Finding all combinations of well-formed brackets

Solution 1:

Took a crack at it.. C# also.

public void Brackets(int n) {
    for (int i = 1; i <= n; i++) {
        Brackets("", 0, 0, i);
    }
}

private void Brackets(string output, int open, int close, int pairs) {
    if((open==pairs)&&(close==pairs)) {
        Console.WriteLine(output);
    } else {
        if(open<pairs)
            Brackets(output + "(", open+1, close, pairs);
        if(close<open)
            Brackets(output + ")", open, close+1, pairs);
    }
}

The recursion is taking advantage of the fact that you can never add more opening brackets than the desired number of pairs, and you can never add more closing brackets than opening brackets..

Solution 2:

Python version of the first voted answer.

def foo(output, open, close, pairs):
    if open == pairs and close == pairs:
        print output
    else:
        if open<pairs:
            foo(output+'(', open+1, close, pairs)
        if close<open:
            foo(output+')', open, close+1, pairs)

foo('', 0, 0, 3)

Solution 3:

The number of possible combinations is the Catalan number of N pairs C(n).

This problem was discussed on the joelonsoftware.com forums pretty exentsively including iterative, recursive and iterative/bitshifting solutions. Some pretty cool stuff there.

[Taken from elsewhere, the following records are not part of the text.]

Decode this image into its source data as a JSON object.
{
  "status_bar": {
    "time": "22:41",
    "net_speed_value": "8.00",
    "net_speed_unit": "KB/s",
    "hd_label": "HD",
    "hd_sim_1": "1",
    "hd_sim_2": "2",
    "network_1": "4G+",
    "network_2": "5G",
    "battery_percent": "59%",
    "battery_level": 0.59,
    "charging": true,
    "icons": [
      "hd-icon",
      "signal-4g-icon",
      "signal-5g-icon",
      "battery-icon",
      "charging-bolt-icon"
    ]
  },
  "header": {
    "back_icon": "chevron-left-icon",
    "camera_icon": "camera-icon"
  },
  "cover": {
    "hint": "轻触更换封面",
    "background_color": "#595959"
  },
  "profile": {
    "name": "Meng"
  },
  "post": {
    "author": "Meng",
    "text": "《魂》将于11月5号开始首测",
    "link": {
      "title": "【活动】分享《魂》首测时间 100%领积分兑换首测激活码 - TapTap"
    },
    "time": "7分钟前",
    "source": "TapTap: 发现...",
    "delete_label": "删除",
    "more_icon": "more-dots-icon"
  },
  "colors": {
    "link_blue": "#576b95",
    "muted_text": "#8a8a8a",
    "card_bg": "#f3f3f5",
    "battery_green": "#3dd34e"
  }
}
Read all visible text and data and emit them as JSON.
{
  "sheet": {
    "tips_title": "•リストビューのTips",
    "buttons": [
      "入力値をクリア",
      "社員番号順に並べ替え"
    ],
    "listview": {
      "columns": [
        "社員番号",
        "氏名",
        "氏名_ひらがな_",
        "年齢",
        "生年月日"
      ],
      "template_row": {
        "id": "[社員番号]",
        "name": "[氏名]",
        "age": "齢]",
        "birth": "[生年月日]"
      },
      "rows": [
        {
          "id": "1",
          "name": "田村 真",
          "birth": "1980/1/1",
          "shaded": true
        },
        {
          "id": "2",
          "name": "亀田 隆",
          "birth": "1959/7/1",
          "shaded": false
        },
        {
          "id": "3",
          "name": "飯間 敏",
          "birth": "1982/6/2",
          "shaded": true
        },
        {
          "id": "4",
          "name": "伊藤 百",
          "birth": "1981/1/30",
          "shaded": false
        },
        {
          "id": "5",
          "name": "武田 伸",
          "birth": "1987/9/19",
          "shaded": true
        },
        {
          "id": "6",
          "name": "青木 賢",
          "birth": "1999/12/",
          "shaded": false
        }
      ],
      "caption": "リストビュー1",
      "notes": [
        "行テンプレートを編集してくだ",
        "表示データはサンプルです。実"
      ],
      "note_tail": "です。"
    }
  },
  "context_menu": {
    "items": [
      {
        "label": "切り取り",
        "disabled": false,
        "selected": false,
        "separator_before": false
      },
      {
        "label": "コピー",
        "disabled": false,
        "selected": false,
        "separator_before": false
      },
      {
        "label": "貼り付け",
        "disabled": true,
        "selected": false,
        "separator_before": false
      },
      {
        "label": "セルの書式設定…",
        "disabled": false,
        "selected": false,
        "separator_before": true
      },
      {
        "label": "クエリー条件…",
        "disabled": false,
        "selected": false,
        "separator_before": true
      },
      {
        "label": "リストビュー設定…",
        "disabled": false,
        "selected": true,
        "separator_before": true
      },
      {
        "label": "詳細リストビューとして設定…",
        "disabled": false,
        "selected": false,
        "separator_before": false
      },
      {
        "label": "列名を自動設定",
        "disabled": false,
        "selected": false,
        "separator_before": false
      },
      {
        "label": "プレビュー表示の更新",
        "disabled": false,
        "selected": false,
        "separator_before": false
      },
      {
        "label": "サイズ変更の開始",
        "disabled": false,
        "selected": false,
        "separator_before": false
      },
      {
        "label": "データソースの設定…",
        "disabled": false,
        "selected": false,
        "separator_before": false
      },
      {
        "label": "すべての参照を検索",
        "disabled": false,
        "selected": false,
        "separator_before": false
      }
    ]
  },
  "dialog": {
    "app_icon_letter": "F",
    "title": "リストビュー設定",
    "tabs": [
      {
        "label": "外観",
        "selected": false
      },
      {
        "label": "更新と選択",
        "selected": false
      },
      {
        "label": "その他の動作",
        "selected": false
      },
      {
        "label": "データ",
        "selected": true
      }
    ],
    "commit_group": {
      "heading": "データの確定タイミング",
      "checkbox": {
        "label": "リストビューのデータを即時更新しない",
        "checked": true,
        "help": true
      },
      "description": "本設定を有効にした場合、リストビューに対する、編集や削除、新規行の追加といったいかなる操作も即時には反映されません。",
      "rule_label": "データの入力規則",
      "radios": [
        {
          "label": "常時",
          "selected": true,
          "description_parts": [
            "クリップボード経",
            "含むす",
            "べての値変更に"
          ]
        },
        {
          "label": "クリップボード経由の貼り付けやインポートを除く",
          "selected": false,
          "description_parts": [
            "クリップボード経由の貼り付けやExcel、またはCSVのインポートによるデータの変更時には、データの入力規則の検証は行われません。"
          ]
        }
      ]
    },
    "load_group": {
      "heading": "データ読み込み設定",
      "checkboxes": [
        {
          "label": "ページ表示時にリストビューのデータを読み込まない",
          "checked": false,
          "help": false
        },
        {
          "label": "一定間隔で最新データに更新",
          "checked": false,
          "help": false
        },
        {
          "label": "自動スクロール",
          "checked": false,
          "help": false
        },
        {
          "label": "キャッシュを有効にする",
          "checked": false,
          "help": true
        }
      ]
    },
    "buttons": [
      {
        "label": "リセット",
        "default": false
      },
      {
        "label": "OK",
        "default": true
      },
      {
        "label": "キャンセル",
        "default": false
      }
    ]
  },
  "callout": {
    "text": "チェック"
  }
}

Here is a quick recursive solution suggested on the forums in C#:

C#

public void Brackets(int pairs) {
    if (pairs > 1) Brackets(pairs - 1);
    char[] output = new char[2 * pairs];

    output[0] = '(';
    output[1] = ')';

    foo(output, 1, pairs - 1, pairs, pairs);
    Console.writeLine();
}

public void foo(char[] output, int index, int open, int close,
        int pairs) {
    int i;

    if (index == 2 * pairs) {
        for (i = 0; i < 2 * pairs; i++)
            Console.write(output[i]);
        Console.write('\n');
        return;
    }

    if (open != 0) {
        output[index] = '(';
        foo(output, index + 1, open - 1, close, pairs);
    }

    if ((close != 0) && (pairs - close + 1 <= pairs - open)) {
        output[index] = ')';
        foo(output, index + 1, open, close - 1, pairs);
    }

    return;
}

Brackets(3);

Output:
()
(()) ()()
((())) (()()) (())() ()(()) ()()()

Solution 4:

F#:

Here is a solution that, unlike my previous solution, I believe may be correct. Also, it is more efficient.

#light

let brackets2 n =
    let result = new System.Collections.Generic.List<_>()
    let a = Array.create (n*2) '_'
    let rec helper l r diff i =
        if l=0 && r=0 then
            result.Add(new string(a))
        else
            if l > 0 then
                a.[i] <- '('
                helper (l-1) r (diff+1) (i+1)
            if diff > 0 then
                a.[i] <- ')'
                helper l (r-1) (diff-1) (i+1)
    helper n n 0 0
    result

Example:

(brackets2 4) |> Seq.iter (printfn "%s")

(*
(((())))
((()()))
((())())
((()))()
(()(()))
(()()())
(()())()
(())(())
(())()()
()((()))
()(()())
()(())()
()()(())
()()()()
*)

Solution 5:

Here's another F# solution, favoring elegance over efficiency, although memoization would probably lead to a relatively well performing variant.

let rec parens = function
| 0 -> [""]
| n -> [for k in 0 .. n-1 do
        for p1 in parens k do
        for p2 in parens (n-k-1) ->
          sprintf "(%s)%s" p1 p2]

Again, this only yields a list of those strings with exactly n pairs of parens (rather than at most n), but it's easy to wrap it.